Revenue Management Has Come to Student Housing
Using revenue management software on your student housing properties to ensure the best pricing is more important than ever. With so much attention being placed on rental rates these days, student housing owners and operators can no longer price student properties using conventional or more “static” methods. Patterned after the technology used to price airline tickets and hotel rooms, these software programs weigh competitors’ rental rates, market conditions, seasonal trends and other variables to recommend the highest feasible rent for each apartment at a given time.

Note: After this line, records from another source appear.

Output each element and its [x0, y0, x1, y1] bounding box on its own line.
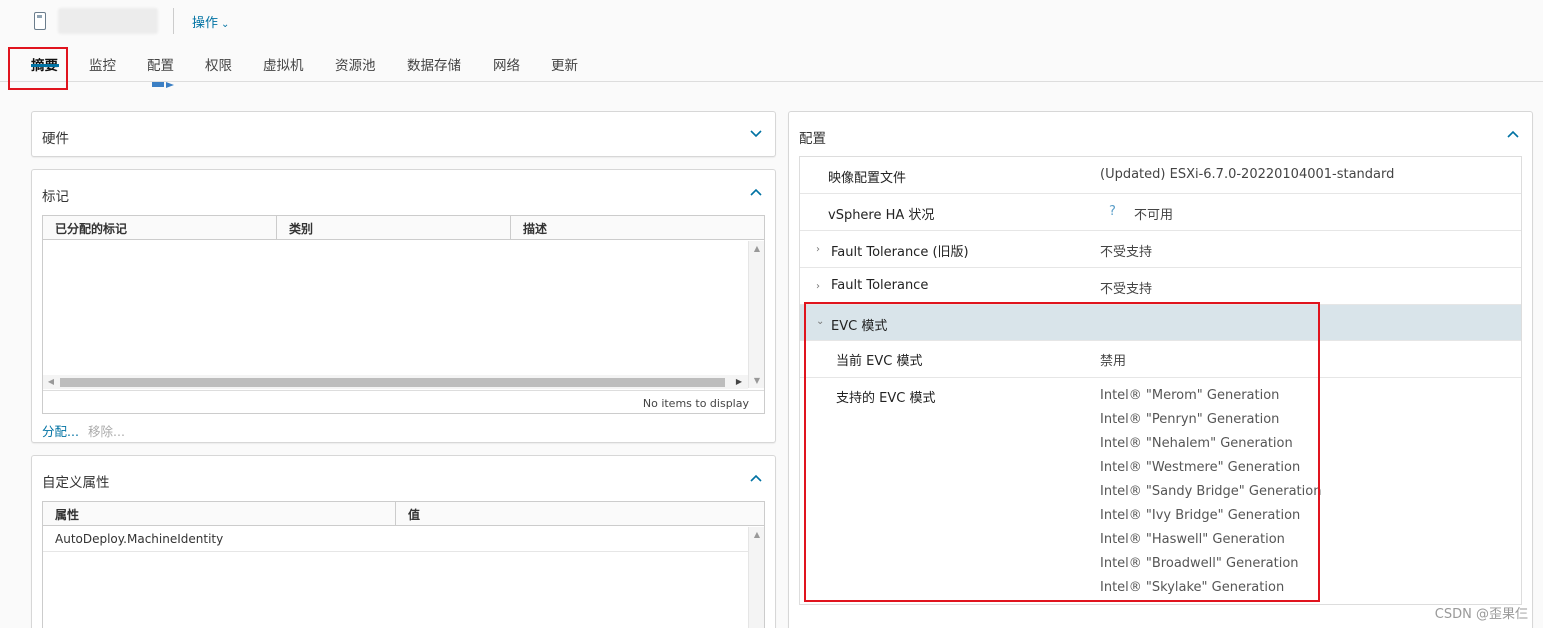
tab-monitor[interactable]: 监控	[89, 54, 116, 74]
column-header[interactable]: 值	[408, 506, 420, 523]
chevron-right-icon[interactable]: ›	[816, 281, 820, 292]
row-value: 不受支持	[1100, 245, 1153, 260]
column-header[interactable]: 属性	[55, 506, 79, 523]
chevron-down-icon: ⌄	[221, 19, 230, 30]
scroll-up-icon[interactable]: ▲	[749, 530, 765, 539]
chevron-up-icon[interactable]	[1506, 127, 1520, 141]
row-value: (Updated) ESXi-6.7.0-20220104001-standar…	[1100, 167, 1395, 182]
tab-permissions[interactable]: 权限	[205, 54, 232, 74]
table-row[interactable]: AutoDeploy.MachineIdentity	[43, 527, 748, 552]
panel-title: 配置	[799, 131, 826, 147]
panel-title: 标记	[42, 189, 69, 205]
scroll-up-icon[interactable]: ▲	[749, 244, 765, 253]
tab-vms[interactable]: 虚拟机	[263, 54, 304, 74]
actions-label: 操作	[192, 16, 219, 31]
grid-header: 属性 值	[43, 502, 764, 526]
column-header[interactable]: 类别	[289, 220, 313, 237]
chevron-right-icon[interactable]: ›	[816, 244, 820, 255]
column-resize-handle[interactable]	[395, 502, 396, 526]
object-tabs: 摘要 监控 配置 权限 虚拟机 资源池 数据存储 网络 更新	[0, 42, 1543, 82]
grid-footer-divider	[43, 390, 764, 391]
vertical-scrollbar[interactable]: ▲ ▼	[748, 241, 764, 388]
actions-menu-button[interactable]: 操作 ⌄	[192, 12, 229, 31]
horizontal-scrollbar[interactable]: ◀ ▶	[43, 375, 748, 389]
config-row-ft-legacy[interactable]: › Fault Tolerance (旧版) 不受支持	[800, 231, 1521, 268]
row-value: 不可用	[1134, 208, 1174, 223]
object-header: 操作 ⌄	[0, 0, 1543, 42]
tags-panel: 标记 已分配的标记 类别 描述 ▲ ▼ ◀ ▶ No items to disp…	[31, 169, 776, 443]
grid-empty-text: No items to display	[642, 397, 749, 410]
tab-configure[interactable]: 配置	[147, 54, 174, 74]
custom-attributes-panel: 自定义属性 属性 值 AutoDeploy.MachineIdentity ▲	[31, 455, 776, 628]
row-label: Fault Tolerance	[831, 278, 929, 293]
host-icon	[34, 12, 46, 30]
watermark: CSDN @歪果仨	[1434, 607, 1528, 622]
tab-datastores[interactable]: 数据存储	[407, 54, 461, 74]
attribute-name: AutoDeploy.MachineIdentity	[55, 532, 224, 546]
chevron-up-icon[interactable]	[749, 471, 763, 485]
config-row-ft[interactable]: › Fault Tolerance 不受支持	[800, 268, 1521, 305]
scroll-left-icon[interactable]: ◀	[43, 377, 59, 386]
scroll-down-icon[interactable]: ▼	[749, 376, 765, 385]
chevron-up-icon[interactable]	[749, 185, 763, 199]
tab-networks[interactable]: 网络	[493, 54, 520, 74]
scrollbar-thumb[interactable]	[60, 378, 725, 387]
row-value: 不受支持	[1100, 282, 1153, 297]
grid-header: 已分配的标记 类别 描述	[43, 216, 764, 240]
config-row-image-profile: 映像配置文件 (Updated) ESXi-6.7.0-20220104001-…	[800, 157, 1521, 194]
panel-title: 自定义属性	[42, 475, 110, 491]
column-header[interactable]: 描述	[523, 220, 547, 237]
edit-icon	[152, 82, 174, 88]
tags-grid: 已分配的标记 类别 描述 ▲ ▼ ◀ ▶ No items to display	[42, 215, 765, 414]
custom-attributes-grid: 属性 值 AutoDeploy.MachineIdentity ▲	[42, 501, 765, 628]
row-label: vSphere HA 状况	[828, 208, 935, 223]
config-row-ha-state: vSphere HA 状况 ? 不可用	[800, 194, 1521, 231]
annotation-highlight-tab	[8, 47, 68, 90]
hardware-panel: 硬件	[31, 111, 776, 157]
tab-updates[interactable]: 更新	[551, 54, 578, 74]
remove-tag-link[interactable]: 移除...	[88, 421, 125, 440]
row-label: 映像配置文件	[828, 171, 907, 186]
chevron-down-icon[interactable]	[749, 127, 763, 141]
help-icon[interactable]: ?	[1109, 204, 1116, 219]
tab-resource-pools[interactable]: 资源池	[335, 54, 376, 74]
header-divider	[173, 8, 174, 34]
assign-tag-link[interactable]: 分配...	[42, 421, 79, 440]
annotation-highlight-evc	[804, 302, 1320, 602]
panel-title: 硬件	[42, 131, 69, 147]
column-header[interactable]: 已分配的标记	[55, 220, 127, 237]
vertical-scrollbar[interactable]: ▲	[748, 527, 764, 628]
column-resize-handle[interactable]	[510, 216, 511, 240]
scroll-right-icon[interactable]: ▶	[731, 377, 747, 386]
host-name-redacted	[58, 8, 158, 34]
column-resize-handle[interactable]	[276, 216, 277, 240]
row-label: Fault Tolerance (旧版)	[831, 245, 969, 260]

Among the technology’s biggest proponents is Katy Smerko, National Director of Leasing and Marketing for Campus Advantage. She took part in a session at the 2013 NAA Student Housing Conference & Exposition back in February, titled “Better Pricing Power in Student Housing.” She stated, “What we discussed was pricing power -- not necessarily going in and setting flat rates at the beginning of the season. We talked about closely monitoring your lease-up so that you can increase revenue throughout the leasing season. It’s important to really be aware of what is going on in your market and at your property to be able to do that.”
Campus Advantage is a third-party provider of student housing, with nearly 50 properties nationwide. “We rolled the revenue management program out about a couple of years ago at three of our assets that we manage. This year, we rolled it out at an additional seven properties that Campus Advantage manages.”
With the program, student housing properties can guarantee a rate as “the best price today,” while adding a sense of security by providing them with printed quotes. This locks in the rate even if the price on that room increases because of demand. In addition, students are also given a sense of urgency, knowing that the quoted price is only for a limited time. It encourages faster leasing decisions at a better price, which in turn helps operators reach your occupancy goals more quickly and at the highest possible rents. When student housing communities use the program, beds are always optimally priced based on the owner’s objectives, internal supply and demand characteristics, and market conditions.
Smerko remarked, “Leading the market is always a nice thing. But if you are right in the middle, you know that your price is probably just about where it needs to be. Basically, the biggest thing with revenue management is changing the way we internally think about leasing. For so many years, the thinking has been: ‘The first property that fills up … wins!’ With revenue management, you are definitely holding on to certain unit types that you know you can fill later in the season – studios, one-bedrooms, things that people really want. So, you kind of hold on to those units, because you know you can charge more at the end of the season when no one else has them. It’s changing the way you think about leasing, in general. As long as you know your market and there’s always going to be people there in the summer, you’re going to be able to go ahead and fill up those units, as well.”
She continued, “It’s a little bit of a change in how you do things. And it can be a little gut-wrenching on some properties when you are seeing lower numbers than you had the year before. But just know that you’re going to be able to make those up in the summer. I think the biggest benefit is the increased revenue and really being able to look at your rates -- not only against your comps, but against yourself and knowing that, ‘OK, we have a few of these units left and we can raise them $10 because no one else in the market has any.’ ”
Revenue management software is about a lot more than just price. Advanced users of the programs leverage the data from their system to uncover performance drivers that have nothing to do with pricing -- organizational effectiveness, product quality, and so forth.
Looking ahead, Smerko is feeling upbeat about the future of revenue management. “I think it is going to become more and more popular,” he stated. “I think people are looking a lot closer at their revenue and not necessarily their occupancy. You might have a really high occupancy rate, but you filled up at rates that were much lower than everybody else in the market. It’s definitely the wave of the future. We’re going to see a lot of sites going to this. The software has been around for quite some time for conventional properties. But it hasn’t been in the student housing market as much. The companies will be pushing themselves to understand student housing in order to come into this arena.”